The system isolates:
- AI reasoning logic (Bedrock invocation)
- Tool execution logic (HTTP calls via curl)
- Data parsing logic (JSON extraction)
- Interface layers (CLI and Streamlit)
This separation ensures extensibility, testability, and interface portability.
Claude 4.5 Sonnet is accessed through Amazon Bedrock using the bedrock-runtime client.
The implementation abstracts model invocation behind a reusable function, enabling:
- Model substitution without refactoring core logic
- Region migration if required
- Future support for additional foundation models
Each request is processed independently. No session persistence is required, which enables:
- Horizontal scalability
- Stateless container deployment (ECS / EKS / Lambda)
- Simplified error recovery
The workflow anticipates failure points at:
- LLM invocation
- External API availability
- JSON parsing inconsistencies
- Network timeouts
Each phase returns structured success/failure responses to prevent silent errors and maintain workflow integrity.
This project highlights reusable production patterns:
- AI-driven tool selection and API generation
- Multi-step orchestration logic
- Structured data extraction and transformation
- Modular Python design
- Separation of interface and core agent logic
- Secure cloud-native model invocation via Bedrock
- The National Weather Service API only provides coverage for United States locations.
- Geographic coordinate estimation relies on LLM inference and may not always be precise.
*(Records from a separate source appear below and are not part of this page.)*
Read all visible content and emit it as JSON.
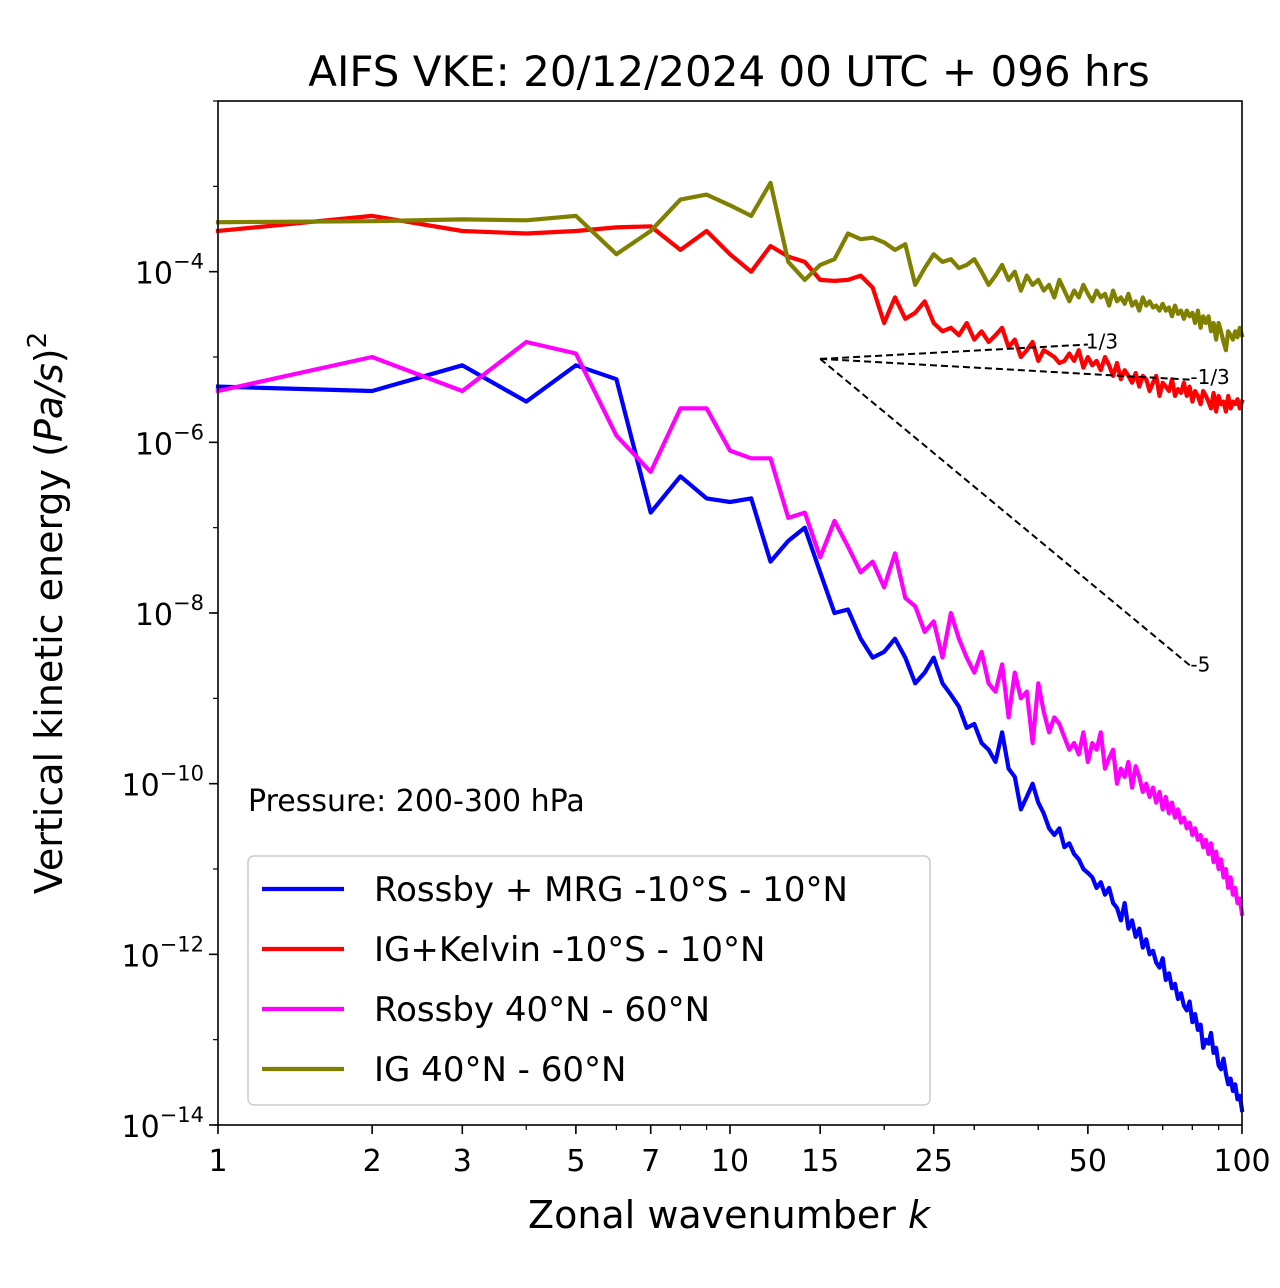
{
  "chart_data": {
    "type": "line",
    "title": "AIFS VKE: 20/12/2024 00 UTC + 096 hrs",
    "xlabel": "Zonal wavenumber k",
    "ylabel": "Vertical kinetic energy (Pa/s)^2",
    "xscale": "log",
    "yscale": "log",
    "xlim": [
      1,
      100
    ],
    "ylim": [
      1e-14,
      0.01
    ],
    "x_ticks": [
      1,
      2,
      3,
      5,
      7,
      10,
      15,
      25,
      50,
      100
    ],
    "x_tick_labels": [
      "1",
      "2",
      "3",
      "5",
      "7",
      "10",
      "15",
      "25",
      "50",
      "100"
    ],
    "y_ticks": [
      1e-14,
      1e-12,
      1e-10,
      1e-08,
      1e-06,
      0.0001
    ],
    "y_tick_labels": [
      {
        "base": "10",
        "exp": "−14"
      },
      {
        "base": "10",
        "exp": "−12"
      },
      {
        "base": "10",
        "exp": "−10"
      },
      {
        "base": "10",
        "exp": "−8"
      },
      {
        "base": "10",
        "exp": "−6"
      },
      {
        "base": "10",
        "exp": "−4"
      }
    ],
    "grid": false,
    "legend_position": "lower-left",
    "annotation": "Pressure: 200-300 hPa",
    "reference_slopes": [
      {
        "label": "1/3",
        "slope": 0.3333,
        "x": [
          15,
          50
        ],
        "y": [
          9.5e-06,
          1.4e-05
        ]
      },
      {
        "label": "-1/3",
        "slope": -0.3333,
        "x": [
          15,
          80
        ],
        "y": [
          9.5e-06,
          5.4e-06
        ]
      },
      {
        "label": "-5",
        "slope": -5,
        "x": [
          15,
          80
        ],
        "y": [
          9.5e-06,
          2.3e-09
        ]
      }
    ],
    "series": [
      {
        "name": "Rossby + MRG -10°S - 10°N",
        "color": "#0000ff",
        "x": [
          1,
          2,
          3,
          4,
          5,
          6,
          7,
          8,
          9,
          10,
          11,
          12,
          13,
          14,
          15,
          16,
          17,
          18,
          19,
          20,
          21,
          22,
          23,
          24,
          25,
          26,
          27,
          28,
          29,
          30,
          31,
          32,
          33,
          34,
          35,
          36,
          37,
          38,
          39,
          40,
          41,
          42,
          43,
          44,
          45,
          46,
          47,
          48,
          49,
          50,
          51,
          52,
          53,
          54,
          55,
          56,
          57,
          58,
          59,
          60,
          61,
          62,
          63,
          64,
          65,
          66,
          67,
          68,
          69,
          70,
          71,
          72,
          73,
          74,
          75,
          76,
          77,
          78,
          79,
          80,
          81,
          82,
          83,
          84,
          85,
          86,
          87,
          88,
          89,
          90,
          91,
          92,
          93,
          94,
          95,
          96,
          97,
          98,
          99,
          100
        ],
        "y": [
          4.5e-06,
          4e-06,
          8e-06,
          3e-06,
          8e-06,
          5.5e-06,
          1.5e-07,
          4e-07,
          2.2e-07,
          2e-07,
          2.2e-07,
          4e-08,
          7e-08,
          1e-07,
          3e-08,
          1e-08,
          1.1e-08,
          5e-09,
          3e-09,
          3.5e-09,
          5e-09,
          3e-09,
          1.5e-09,
          2e-09,
          3e-09,
          1.5e-09,
          1.1e-09,
          8e-10,
          4.5e-10,
          5e-10,
          3e-10,
          2.5e-10,
          1.8e-10,
          4e-10,
          1.5e-10,
          1.2e-10,
          5e-11,
          7e-11,
          1e-10,
          6e-11,
          4.5e-11,
          3e-11,
          2.5e-11,
          3e-11,
          1.8e-11,
          2e-11,
          1.5e-11,
          1.3e-11,
          1e-11,
          9e-12,
          8e-12,
          6e-12,
          7e-12,
          5e-12,
          6e-12,
          4e-12,
          3.5e-12,
          2.5e-12,
          4e-12,
          2e-12,
          2.5e-12,
          1.6e-12,
          2e-12,
          1.2e-12,
          1.5e-12,
          1e-12,
          1.1e-12,
          8e-13,
          7e-13,
          9e-13,
          5e-13,
          6e-13,
          4e-13,
          4.5e-13,
          3e-13,
          3.5e-13,
          2.5e-13,
          2.2e-13,
          2.8e-13,
          1.6e-13,
          2e-13,
          1.3e-13,
          1.5e-13,
          8e-14,
          1e-13,
          9e-14,
          1.2e-13,
          7e-14,
          8e-14,
          5e-14,
          4.5e-14,
          6e-14,
          4e-14,
          3e-14,
          3.5e-14,
          2.5e-14,
          3e-14,
          2e-14,
          2.2e-14,
          1.5e-14
        ]
      },
      {
        "name": "IG+Kelvin -10°S - 10°N",
        "color": "#ff0000",
        "x": [
          1,
          2,
          3,
          4,
          5,
          6,
          7,
          8,
          9,
          10,
          11,
          12,
          13,
          14,
          15,
          16,
          17,
          18,
          19,
          20,
          21,
          22,
          23,
          24,
          25,
          26,
          27,
          28,
          29,
          30,
          31,
          32,
          33,
          34,
          35,
          36,
          37,
          38,
          39,
          40,
          41,
          42,
          43,
          44,
          45,
          46,
          47,
          48,
          49,
          50,
          51,
          52,
          53,
          54,
          55,
          56,
          57,
          58,
          59,
          60,
          61,
          62,
          63,
          64,
          65,
          66,
          67,
          68,
          69,
          70,
          71,
          72,
          73,
          74,
          75,
          76,
          77,
          78,
          79,
          80,
          81,
          82,
          83,
          84,
          85,
          86,
          87,
          88,
          89,
          90,
          91,
          92,
          93,
          94,
          95,
          96,
          97,
          98,
          99,
          100
        ],
        "y": [
          0.0003,
          0.00045,
          0.0003,
          0.00028,
          0.0003,
          0.00033,
          0.00034,
          0.00018,
          0.0003,
          0.00016,
          0.0001,
          0.0002,
          0.00015,
          0.00013,
          8e-05,
          7.8e-05,
          8e-05,
          9e-05,
          6.5e-05,
          2.5e-05,
          5e-05,
          2.8e-05,
          3.3e-05,
          4.5e-05,
          2.5e-05,
          2e-05,
          2.2e-05,
          1.8e-05,
          2.5e-05,
          1.6e-05,
          2e-05,
          1.5e-05,
          1.8e-05,
          2.2e-05,
          1.3e-05,
          1.6e-05,
          1e-05,
          1.2e-05,
          1.5e-05,
          9e-06,
          1.2e-05,
          1.1e-05,
          1e-05,
          8.5e-06,
          9e-06,
          1.1e-05,
          9e-06,
          1.2e-05,
          7.5e-06,
          1e-05,
          8e-06,
          9e-06,
          7e-06,
          1e-05,
          8e-06,
          6e-06,
          8.5e-06,
          5.5e-06,
          7e-06,
          6e-06,
          5e-06,
          6.5e-06,
          4.5e-06,
          6e-06,
          5.5e-06,
          4e-06,
          5e-06,
          6e-06,
          3.5e-06,
          5e-06,
          4.5e-06,
          4e-06,
          5.5e-06,
          3.5e-06,
          4.2e-06,
          3.8e-06,
          5e-06,
          3.5e-06,
          4.5e-06,
          3e-06,
          4e-06,
          3.5e-06,
          2.8e-06,
          4e-06,
          3.5e-06,
          3e-06,
          2.5e-06,
          3.8e-06,
          2.3e-06,
          3.5e-06,
          2.8e-06,
          3e-06,
          2.3e-06,
          3.5e-06,
          2.5e-06,
          3e-06,
          2.8e-06,
          3.2e-06,
          2.5e-06,
          3e-06
        ]
      },
      {
        "name": "Rossby 40°N - 60°N",
        "color": "#ff00ff",
        "x": [
          1,
          2,
          3,
          4,
          5,
          6,
          7,
          8,
          9,
          10,
          11,
          12,
          13,
          14,
          15,
          16,
          17,
          18,
          19,
          20,
          21,
          22,
          23,
          24,
          25,
          26,
          27,
          28,
          29,
          30,
          31,
          32,
          33,
          34,
          35,
          36,
          37,
          38,
          39,
          40,
          41,
          42,
          43,
          44,
          45,
          46,
          47,
          48,
          49,
          50,
          51,
          52,
          53,
          54,
          55,
          56,
          57,
          58,
          59,
          60,
          61,
          62,
          63,
          64,
          65,
          66,
          67,
          68,
          69,
          70,
          71,
          72,
          73,
          74,
          75,
          76,
          77,
          78,
          79,
          80,
          81,
          82,
          83,
          84,
          85,
          86,
          87,
          88,
          89,
          90,
          91,
          92,
          93,
          94,
          95,
          96,
          97,
          98,
          99,
          100
        ],
        "y": [
          4e-06,
          1e-05,
          4e-06,
          1.5e-05,
          1.1e-05,
          1.2e-06,
          4.5e-07,
          2.5e-06,
          2.5e-06,
          8e-07,
          6.5e-07,
          6.5e-07,
          1.3e-07,
          1.5e-07,
          4.5e-08,
          1.2e-07,
          6e-08,
          3e-08,
          4e-08,
          2e-08,
          5e-08,
          1.5e-08,
          1.2e-08,
          6e-09,
          8e-09,
          3e-09,
          1e-08,
          5e-09,
          3e-09,
          2e-09,
          3.5e-09,
          1.5e-09,
          1.2e-09,
          2.5e-09,
          6e-10,
          2e-09,
          1e-09,
          1.2e-09,
          3e-10,
          1.5e-09,
          7e-10,
          4e-10,
          6e-10,
          5e-10,
          3.5e-10,
          2.5e-10,
          3e-10,
          2.2e-10,
          4e-10,
          1.8e-10,
          3e-10,
          2.5e-10,
          4e-10,
          1.5e-10,
          2e-10,
          2.5e-10,
          1e-10,
          1.5e-10,
          1.2e-10,
          1.8e-10,
          9e-11,
          1.6e-10,
          1.2e-10,
          8e-11,
          1e-10,
          7e-11,
          9e-11,
          6e-11,
          8e-11,
          5e-11,
          7e-11,
          4.5e-11,
          6e-11,
          4e-11,
          5e-11,
          3.5e-11,
          4e-11,
          3e-11,
          3.5e-11,
          2.5e-11,
          3e-11,
          2.2e-11,
          2.5e-11,
          1.8e-11,
          2.2e-11,
          1.5e-11,
          2e-11,
          1.2e-11,
          1.6e-11,
          1e-11,
          1.3e-11,
          8e-12,
          1e-11,
          6e-12,
          8e-12,
          5e-12,
          6e-12,
          4e-12,
          4.5e-12,
          3e-12
        ]
      },
      {
        "name": "IG 40°N - 60°N",
        "color": "#808000",
        "x": [
          1,
          2,
          3,
          4,
          5,
          6,
          7,
          8,
          9,
          10,
          11,
          12,
          13,
          14,
          15,
          16,
          17,
          18,
          19,
          20,
          21,
          22,
          23,
          24,
          25,
          26,
          27,
          28,
          29,
          30,
          31,
          32,
          33,
          34,
          35,
          36,
          37,
          38,
          39,
          40,
          41,
          42,
          43,
          44,
          45,
          46,
          47,
          48,
          49,
          50,
          51,
          52,
          53,
          54,
          55,
          56,
          57,
          58,
          59,
          60,
          61,
          62,
          63,
          64,
          65,
          66,
          67,
          68,
          69,
          70,
          71,
          72,
          73,
          74,
          75,
          76,
          77,
          78,
          79,
          80,
          81,
          82,
          83,
          84,
          85,
          86,
          87,
          88,
          89,
          90,
          91,
          92,
          93,
          94,
          95,
          96,
          97,
          98,
          99,
          100
        ],
        "y": [
          0.00038,
          0.00039,
          0.00041,
          0.0004,
          0.00045,
          0.00016,
          0.0003,
          0.0007,
          0.0008,
          0.0006,
          0.00045,
          0.0011,
          0.00013,
          8e-05,
          0.00012,
          0.00014,
          0.00028,
          0.00024,
          0.00025,
          0.00022,
          0.00018,
          0.00021,
          7e-05,
          0.00011,
          0.00016,
          0.00013,
          0.00014,
          0.00011,
          0.00012,
          0.00014,
          0.0001,
          7e-05,
          9e-05,
          0.00012,
          8e-05,
          0.0001,
          6e-05,
          9e-05,
          7e-05,
          8e-05,
          6e-05,
          7e-05,
          5e-05,
          8e-05,
          6e-05,
          4.5e-05,
          6e-05,
          5e-05,
          7e-05,
          5.5e-05,
          4.5e-05,
          6e-05,
          5e-05,
          5.5e-05,
          4e-05,
          6e-05,
          4.5e-05,
          5e-05,
          4.2e-05,
          5.5e-05,
          4e-05,
          4.5e-05,
          3.5e-05,
          5e-05,
          4e-05,
          4.5e-05,
          3.8e-05,
          4e-05,
          3.5e-05,
          4.2e-05,
          3.5e-05,
          3.8e-05,
          3e-05,
          4e-05,
          3.2e-05,
          3.5e-05,
          2.8e-05,
          3.5e-05,
          3e-05,
          3.3e-05,
          2.5e-05,
          3.5e-05,
          2.2e-05,
          3e-05,
          2.5e-05,
          3e-05,
          2e-05,
          2.5e-05,
          1.6e-05,
          2.5e-05,
          2e-05,
          1.5e-05,
          1.2e-05,
          2e-05,
          1.8e-05,
          1.6e-05,
          2e-05,
          1.7e-05,
          2.2e-05,
          1.8e-05
        ]
      }
    ]
  }
}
- The agent does not persist historical queries or maintain conversational memory.
- Rate limiting from external APIs is not currently mitigated via caching or throttling controls.
- The application is designed for demonstration and architectural exploration rather than high-availability production deployment.
These constraints are intentional to preserve architectural clarity and highlight agentic workflow patterns.
While implemented as an educational agent, this architecture is designed for production extensibility.
Potential enhancements include:
- Containerization via Docker
- Deployment to AWS ECS, EKS, or Lambda
- API Gateway front-end for REST exposure
- Introduce Redis or DynamoDB for forecast caching
- Reduce external API calls
- Improve response latency
- CloudWatch logging integration
- Structured logging for workflow phases
- Metrics collection for Bedrock invocation usage
The orchestration pattern can be extended to:
- Air quality APIs
- Traffic systems
- Geolocation services
- Travel booking endpoints
The core agent design supports tool expansion without architectural redesign.
Amazon Bedrock usage is billed per model invocation and token consumption. This implementation invokes Claude 4.5 Sonnet during:
- API planning phase
- Forecast processing phase
To control cost exposure:
- Response length is restricted via inference configuration.
- Model calls are limited to necessary workflow stages.
- No background polling or continuous invocation occurs.
For production workloads, the following enhancements are recommended:
- CloudWatch monitoring for Bedrock usage metrics
- Cost allocation tagging
- Token usage logging
- Budget alarms and anomaly detection
Operationally, this agent currently executes synchronously and assumes external API availability. For resilient production systems, consider:
- Retry logic with exponential backoff
- Circuit breaker patterns
- Forecast response caching
- Structured logging with correlation IDs
- Amazon Bedrock
- Claude 4.5 Sonnet
- Python
- Boto3 (AWS SDK for Python)
- Streamlit
- National Weather Service API
- AWS IAM
- AWS CLI
agentic-ai-workshop/
│
├── weather_agent_cli.py
├── weather_agent_web.py
├── .venv/
├── images/
│ └── architecture.png
└── README.md
This project was completed with mentorship and implementation guidance from Maurice J. Colon, who assisted with environment configuration, dependency setup, and AWS IAM/Bedrock integration.
Original workshop developed by:
Ramakrishna Natarajan
Sr. Partner Solutions Architect, AWS
This project demonstrates how to design and deploy an AI system that:
- Reasons
- Plans
- Executes
- Processes structured data
- Delivers meaningful results
It reflects the emerging pattern of tool-using AI agents deployed in cloud environments, bridging large language models with real-world systems.